Senator Imee Marcos on Wednesday said she is supporting the calls of 93 leaders in the sugar industry to revamp the current officials of the Sugar Regulatory Administration (SRA) and Sugar Board following the continuous plummeting of prices of local sugar because of Sugar Order No. 8.
Pablo Luis Azcona is the current administrator and chief executive officer of the SRA.
Further, Senator Marcos warned that the over-importation of sugar could kill the local industry, as well as the livelihood of thousands of ‘sakadas’ (sugar farmers).
Under the order, the SRA would raise sugar importation to 424,000 metric tons from the originally recommended 150,000 metric tons.

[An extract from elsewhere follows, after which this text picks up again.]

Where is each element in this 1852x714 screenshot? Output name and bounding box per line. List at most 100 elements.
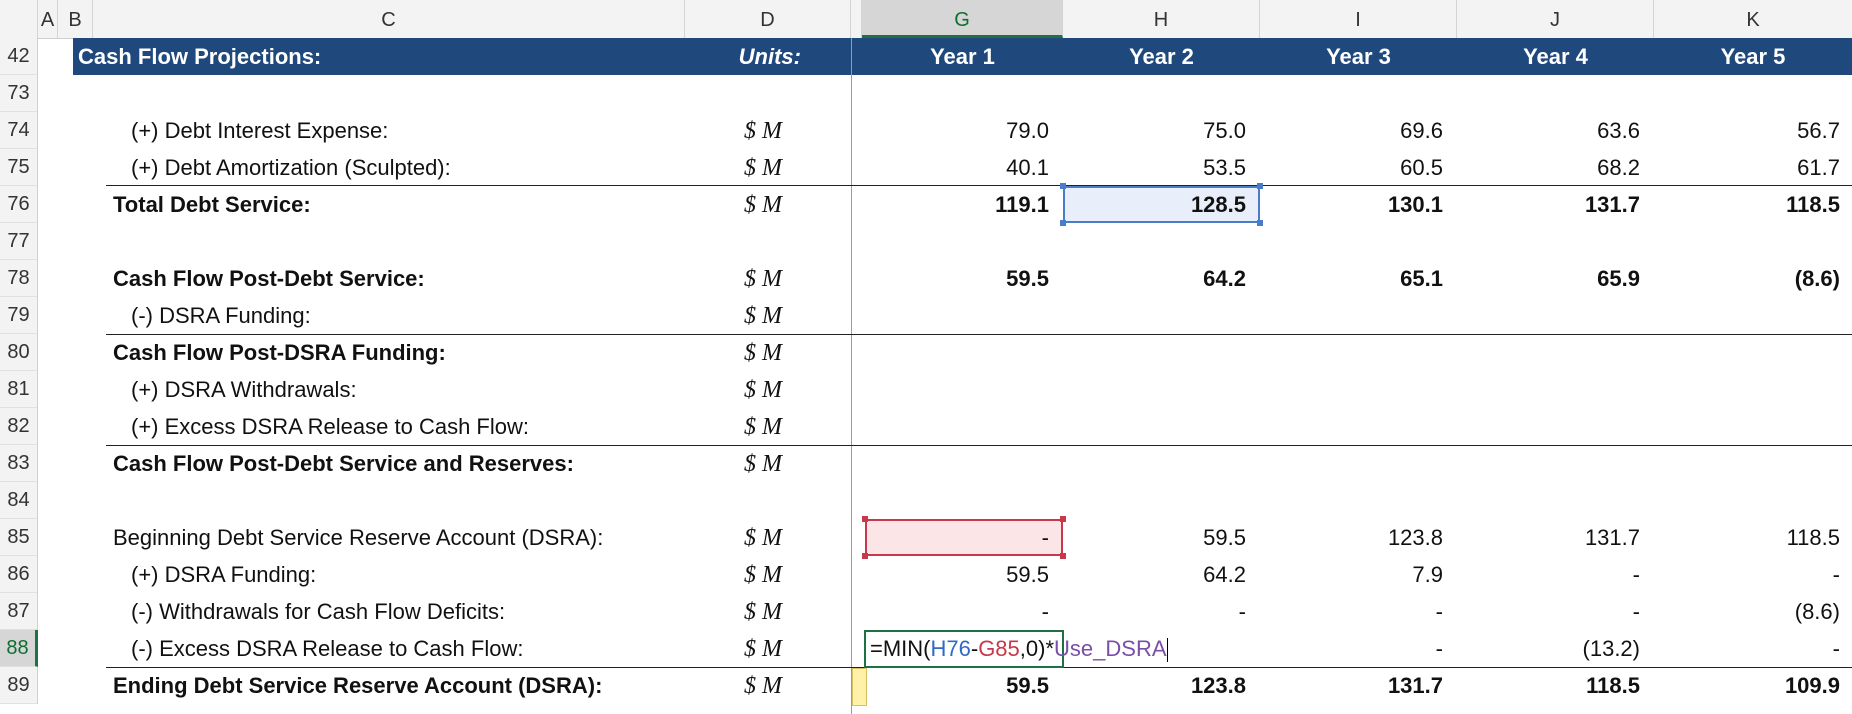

As a result, consumers are now choosing imported sugar because it is 40 to 50 percent cheaper than local sugar.
“Due to the oversupply of imported sugar, its price is really low, and because people want to get cheap, they prefer to buy imported,” said Marcos.
Earlier, the Philippine Sugar Millers Association (PSMA) said demand for locally produced refined sugar tamed even if there was a surge in output.

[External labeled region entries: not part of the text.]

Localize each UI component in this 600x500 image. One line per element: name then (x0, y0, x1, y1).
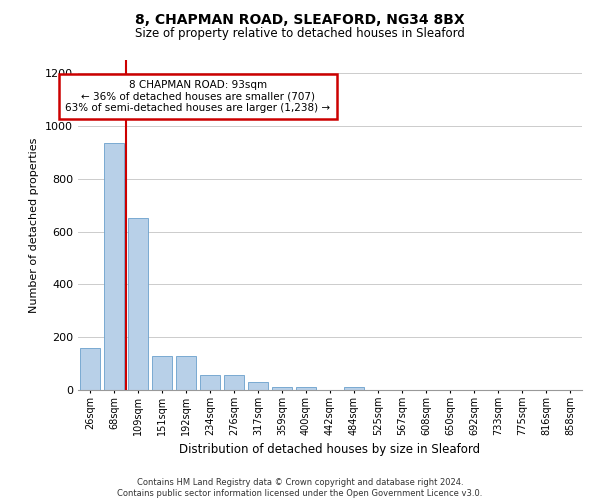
Bar (104, 143, 124, 390)
Bar (272, 387, 292, 390)
Text: Contains HM Land Registry data © Crown copyright and database right 2024.
Contai: Contains HM Land Registry data © Crown c… (118, 478, 482, 498)
Bar (296, 387, 316, 390)
Bar (344, 387, 364, 390)
Bar (80, 348, 100, 390)
Bar (248, 382, 268, 390)
Bar (128, 218, 148, 390)
Bar (176, 356, 196, 390)
Bar (200, 375, 220, 390)
Y-axis label: Number of detached properties: Number of detached properties (29, 138, 40, 312)
Bar (224, 375, 244, 390)
X-axis label: Distribution of detached houses by size in Sleaford: Distribution of detached houses by size … (179, 444, 481, 456)
Text: Size of property relative to detached houses in Sleaford: Size of property relative to detached ho… (135, 28, 465, 40)
Bar (152, 356, 172, 390)
Text: 8 CHAPMAN ROAD: 93sqm
← 36% of detached houses are smaller (707)
63% of semi-det: 8 CHAPMAN ROAD: 93sqm ← 36% of detached … (65, 80, 331, 113)
Text: 8, CHAPMAN ROAD, SLEAFORD, NG34 8BX: 8, CHAPMAN ROAD, SLEAFORD, NG34 8BX (135, 12, 465, 26)
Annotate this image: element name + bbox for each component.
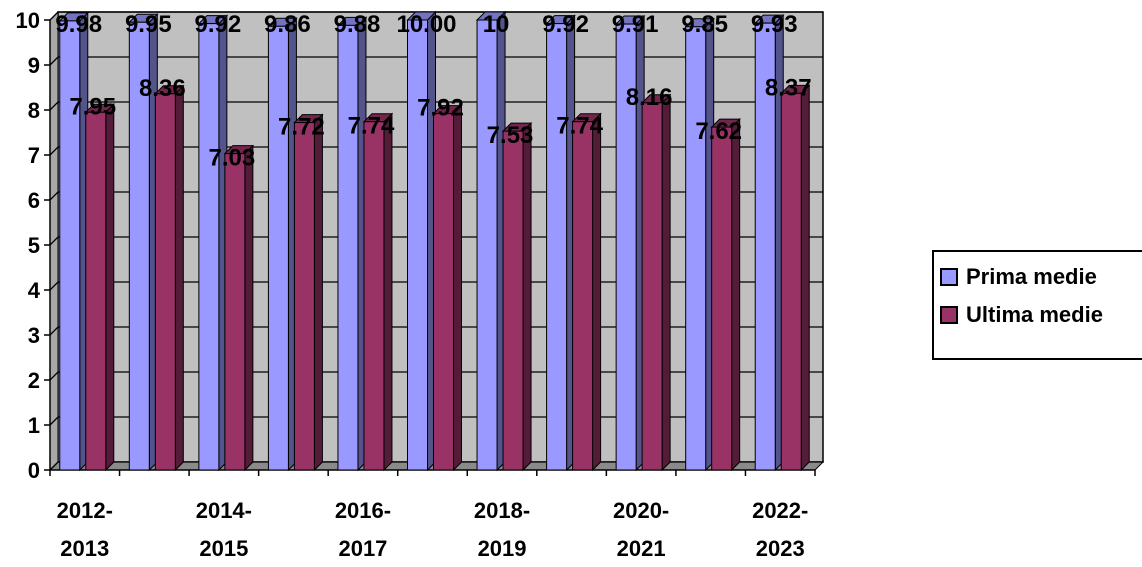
legend-item-prima-medie: Prima medie (940, 264, 1097, 290)
bar-prima-medie (337, 24, 359, 471)
data-label-ultima-medie: 8.16 (626, 84, 673, 111)
bar-ultima-medie (433, 113, 454, 471)
bar-ultima-medie (154, 93, 176, 471)
bar-prima-medie (59, 20, 81, 471)
bar-side (731, 117, 741, 472)
x-tick-label: 2020- (613, 498, 669, 523)
bar-prima-medie (198, 23, 220, 471)
x-tick-label: 2023 (756, 536, 805, 561)
y-tick-label: 8 (28, 98, 40, 123)
bar-ultima-medie (502, 130, 524, 471)
data-label-ultima-medie: 7.62 (695, 118, 742, 145)
bar-prima-medie (546, 23, 568, 471)
legend-label-ultima-medie: Ultima medie (966, 302, 1103, 327)
data-label-ultima-medie: 7.92 (417, 95, 464, 122)
data-label-ultima-medie: 7.72 (278, 114, 325, 141)
bar-side (522, 121, 532, 472)
bar-prima-medie (615, 23, 637, 471)
y-tick-label: 9 (28, 53, 40, 78)
bar-side (453, 104, 462, 472)
data-label-ultima-medie: 7.03 (209, 145, 256, 172)
x-tick-label: 2019 (478, 536, 527, 561)
data-label-prima-medie: 9.86 (264, 11, 311, 38)
x-tick-label: 2013 (60, 536, 109, 561)
bar-prima-medie (128, 21, 150, 471)
data-label-prima-medie: 9.95 (125, 11, 172, 38)
y-tick-label: 4 (28, 278, 41, 303)
bar-ultima-medie (572, 121, 594, 471)
x-tick-label: 2018- (474, 498, 530, 523)
bar-side (244, 144, 254, 472)
data-label-prima-medie: 9.92 (195, 11, 242, 38)
x-tick-label: 2021 (617, 536, 666, 561)
y-tick-label: 1 (28, 413, 40, 438)
legend-swatch-ultima-medie (940, 306, 958, 324)
bar-ultima-medie (641, 102, 663, 471)
bar-prima-medie (267, 25, 289, 471)
data-label-prima-medie: 9.92 (542, 11, 589, 38)
bar-ultima-medie (293, 122, 315, 471)
gridline (49, 11, 823, 21)
bar-prima-medie (754, 22, 776, 471)
x-tick-label: 2012- (57, 498, 113, 523)
bar-ultima-medie (224, 153, 246, 471)
data-label-ultima-medie: 7.74 (348, 113, 395, 140)
bar-side (105, 103, 115, 472)
data-label-prima-medie: 9.85 (681, 11, 728, 38)
x-tick-label: 2016- (335, 498, 391, 523)
bar-prima-medie (476, 19, 498, 471)
bar-ultima-medie (711, 126, 733, 471)
bar-side (383, 112, 393, 472)
data-label-ultima-medie: 7.74 (556, 113, 603, 140)
bar-side (800, 84, 810, 472)
bar-prima-medie (685, 26, 707, 471)
data-label-prima-medie: 10.00 (396, 11, 456, 38)
x-tick-label: 2022- (752, 498, 808, 523)
x-tick-label: 2017 (338, 536, 387, 561)
bar-ultima-medie (85, 111, 107, 471)
y-tick-label: 0 (28, 458, 40, 483)
y-tick-label: 7 (28, 143, 40, 168)
y-tick-label: 2 (28, 368, 40, 393)
x-tick-label: 2015 (199, 536, 248, 561)
data-label-ultima-medie: 8.37 (765, 74, 812, 101)
y-tick-label: 5 (28, 233, 40, 258)
legend: Prima medie Ultima medie (932, 250, 1142, 360)
bar-ultima-medie (363, 121, 385, 471)
data-label-ultima-medie: 7.95 (69, 93, 116, 120)
y-tick-label: 10 (16, 8, 40, 33)
bar-side (313, 113, 323, 472)
data-label-prima-medie: 9.88 (334, 11, 381, 38)
bar-side (592, 112, 602, 472)
bar-prima-medie (407, 19, 428, 471)
data-label-prima-medie: 9.93 (751, 11, 798, 38)
data-label-prima-medie: 10 (483, 11, 510, 38)
legend-swatch-prima-medie (940, 268, 958, 286)
y-tick-label: 3 (28, 323, 40, 348)
data-label-ultima-medie: 7.53 (487, 122, 534, 149)
x-tick-label: 2014- (196, 498, 252, 523)
bar-side (174, 84, 184, 472)
data-label-prima-medie: 9.98 (55, 11, 102, 38)
legend-label-prima-medie: Prima medie (966, 264, 1097, 289)
data-label-ultima-medie: 8.36 (139, 75, 186, 102)
bar-side (661, 93, 671, 472)
y-tick-label: 6 (28, 188, 40, 213)
data-label-prima-medie: 9.91 (612, 11, 659, 38)
bar-ultima-medie (780, 92, 802, 471)
legend-item-ultima-medie: Ultima medie (940, 302, 1103, 328)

Data from the Sugar Regulatory Administration (SRA) said refined sugar output increased by 7.06 percent to 554,608.65 metric tons (MT) or 11.092 million 50-kilo bags, versus 518,034.5 MT or 10.36 million bags produced last year.

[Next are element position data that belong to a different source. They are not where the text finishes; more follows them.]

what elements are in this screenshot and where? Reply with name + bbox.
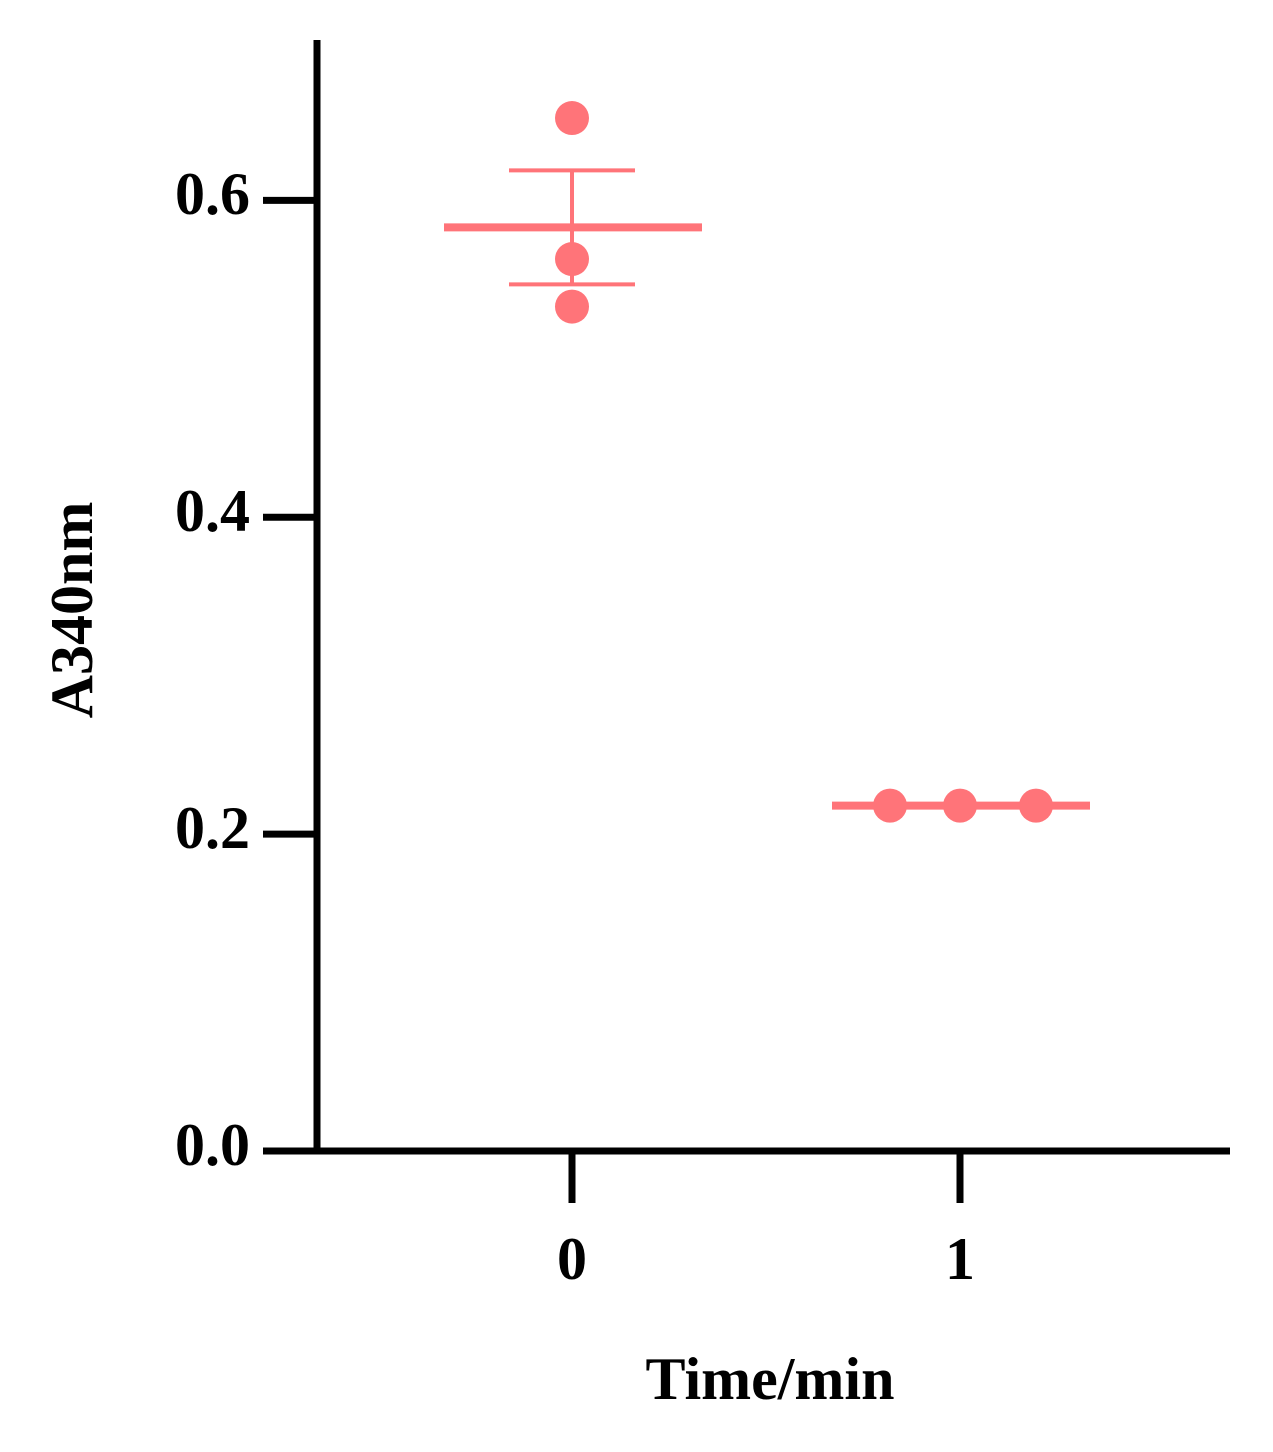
data-point bbox=[873, 788, 907, 823]
data-point bbox=[555, 289, 589, 324]
data-point bbox=[943, 788, 977, 823]
y-axis-label: A340nm bbox=[39, 502, 105, 719]
data-point bbox=[1019, 788, 1053, 823]
data-point bbox=[555, 101, 589, 136]
y-tick-label: 0.6 bbox=[175, 161, 250, 227]
x-tick-label: 0 bbox=[557, 1226, 587, 1292]
y-tick-label: 0.4 bbox=[175, 478, 250, 544]
y-tick-label: 0.0 bbox=[175, 1112, 250, 1178]
data-point bbox=[555, 242, 589, 277]
x-axis-label: Time/min bbox=[646, 1346, 895, 1412]
x-tick-label: 1 bbox=[945, 1226, 975, 1292]
y-tick-label: 0.2 bbox=[175, 795, 250, 861]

Further, she said the situation should not be ignored because the direct livelihood of farmers and workers is at stake.
Due to excessive imports, the price at the mill gate is falling, and local producers are forced to sell at a loss, she said.
Also based on sector data, it is estimated that the total loss in the sugar industry due to the price drop is more than P12 billion, which includes an estimated P7.5 billion in economic damage in the Negros region.
"We should not be importing to the detriment of our own products and the farmers who make them. We ourselves are killing the sugar industry," Marcos stressed.